Un nouveau conflit environnemental a surgi dans la ville de Resistencia, après des plaintes d’organisations et de voisins concernant des interventions réalisées avec des engins lourds à l’intérieur du Parc Caraguatá. Le site est considéré comme l’un des derniers vestiges de forêt indigène et zone humide urbaine dans la capitale du Chaco.
Les alertes ont commencé à circuler début mars lorsque des images de tracteurs, pelleteuses et camions travaillant dans différents secteurs de la zone naturelle ont été diffusées. Les photographies ont suscité une préoccupation parmi les écologistes qui suivent la situation du parc depuis des années.
Selon les relevés effectués par des militants et des voisins, les travaux auraient impliqué l’enlèvement de végétation indigène caractéristique de la forêt chaqueña. Parmi les espèces affectées, on mentionne des aromitos, caraguatás, jeunes quebrachos et arbustes dans des zones où l’écosystème était en régénération naturelle.
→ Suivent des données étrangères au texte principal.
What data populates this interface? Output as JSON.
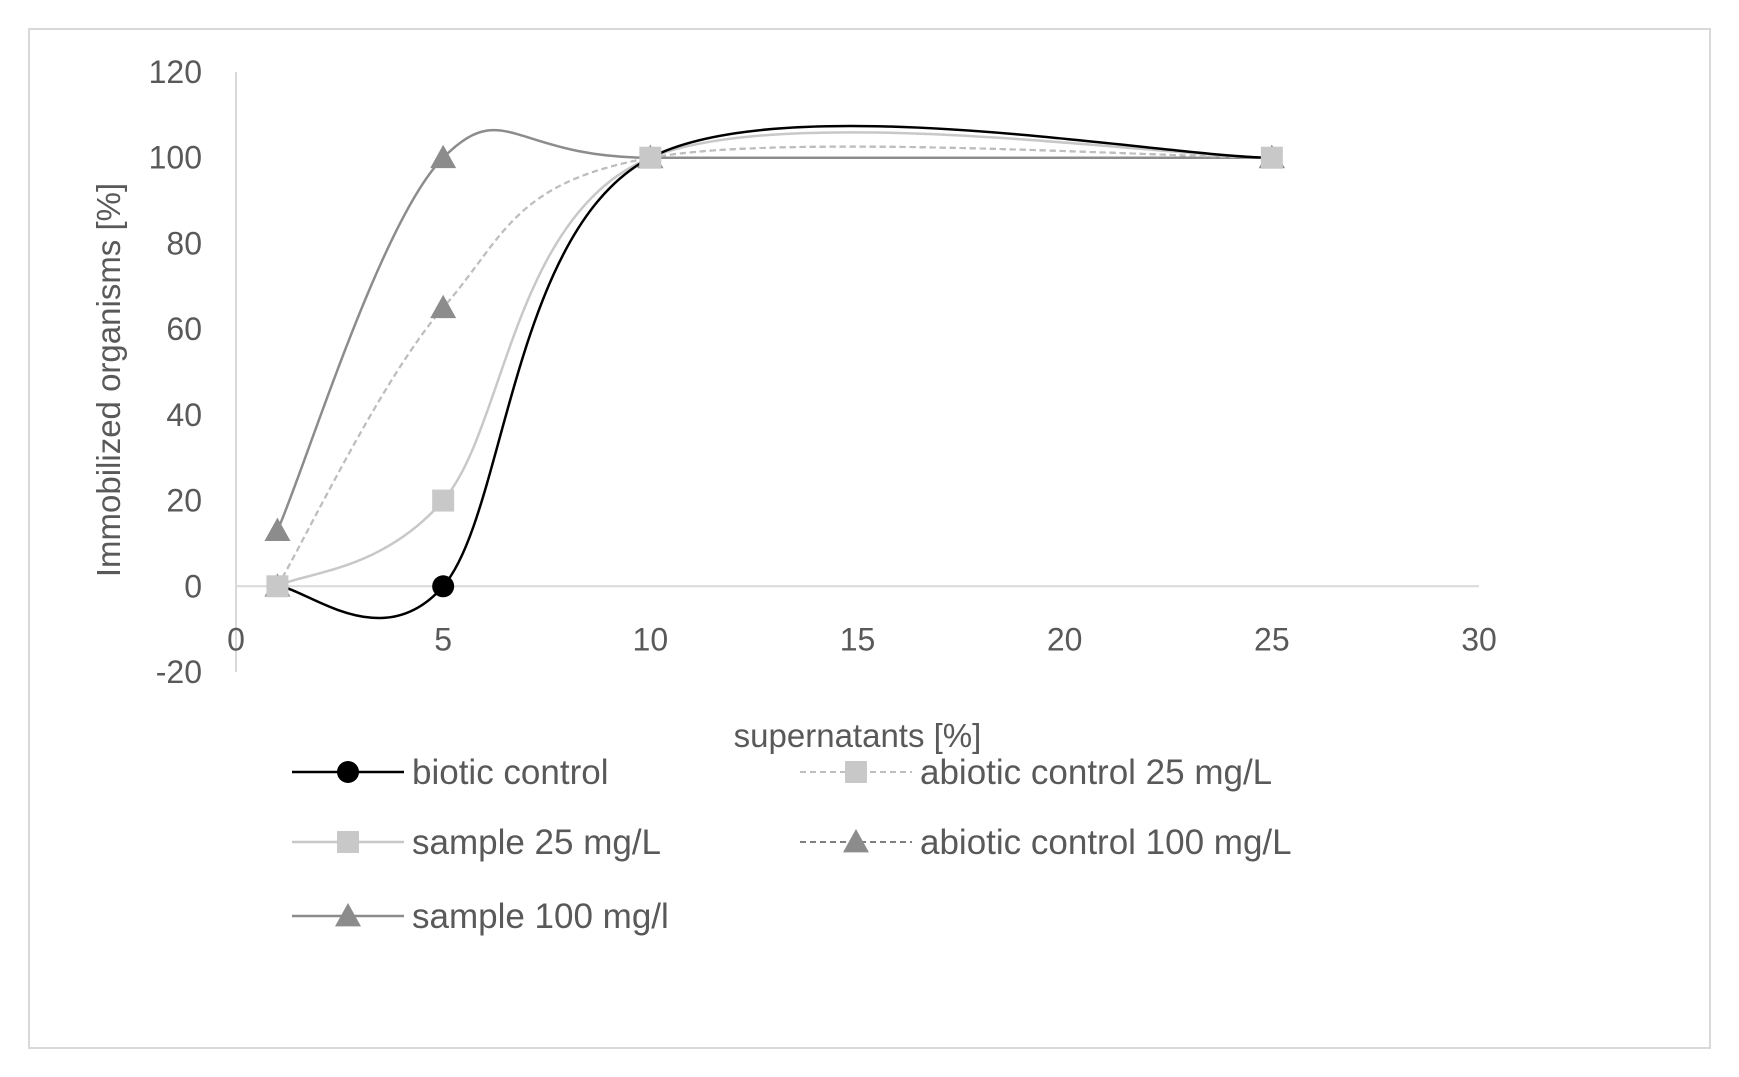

Face à ce scénario, des organisations environnementales ont exprimé leur inquiétude quant à l’impact possible sur la zone humide et la biodiversité du lieu. La situation est devenue particulièrement sensible car la zone est considérée comme clé pour la conservation dans la ville. Le conflit se développe dans un contexte où différents secteurs promeuvent la déclaration du site comme Réserve Naturelle Urbaine.

Revendications des organisations et demandes d’information
Face aux interventions observées dans le parc, des organisations environnementales telles que Misión Eco et Jóvenes por el Ambiente ont demandé des explications aux autorités municipales. L’objectif est de connaître en détail quels travaux sont réalisés et sous quel cadre administratif.
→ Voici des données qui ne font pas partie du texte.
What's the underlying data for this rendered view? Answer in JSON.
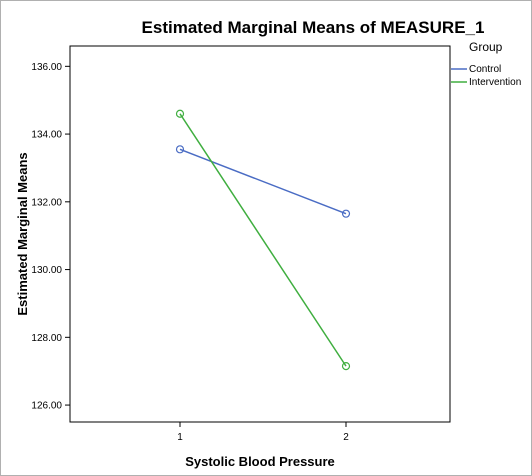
{
  "chart_data": {
    "type": "line",
    "title": "Estimated Marginal Means of MEASURE_1",
    "xlabel": "Systolic Blood Pressure",
    "ylabel": "Estimated Marginal Means",
    "categories": [
      "1",
      "2"
    ],
    "ylim": [
      125.5,
      136.6
    ],
    "yticks": [
      "126.00",
      "128.00",
      "130.00",
      "132.00",
      "134.00",
      "136.00"
    ],
    "grid": false,
    "legend_title": "Group",
    "legend_position": "right",
    "series": [
      {
        "name": "Control",
        "color": "#4a6cc4",
        "values": [
          133.55,
          131.65
        ]
      },
      {
        "name": "Intervention",
        "color": "#3fae3f",
        "values": [
          134.6,
          127.15
        ]
      }
    ]
  }
}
Les organisations ont présenté une note formelle adressée au maire Roy Nikisch et à différentes zones de l’exécutif municipal. Dans le document, elles ont demandé des informations sur la planification des travaux et la possible existence d’études d’impact environnemental.
De plus, les écologistes ont soulevé la nécessité de garantir la transparence et la participation citoyenne dans les décisions liées aux espaces naturels urbains. Ils considèrent que toute intervention dans la zone devrait être soigneusement évaluée.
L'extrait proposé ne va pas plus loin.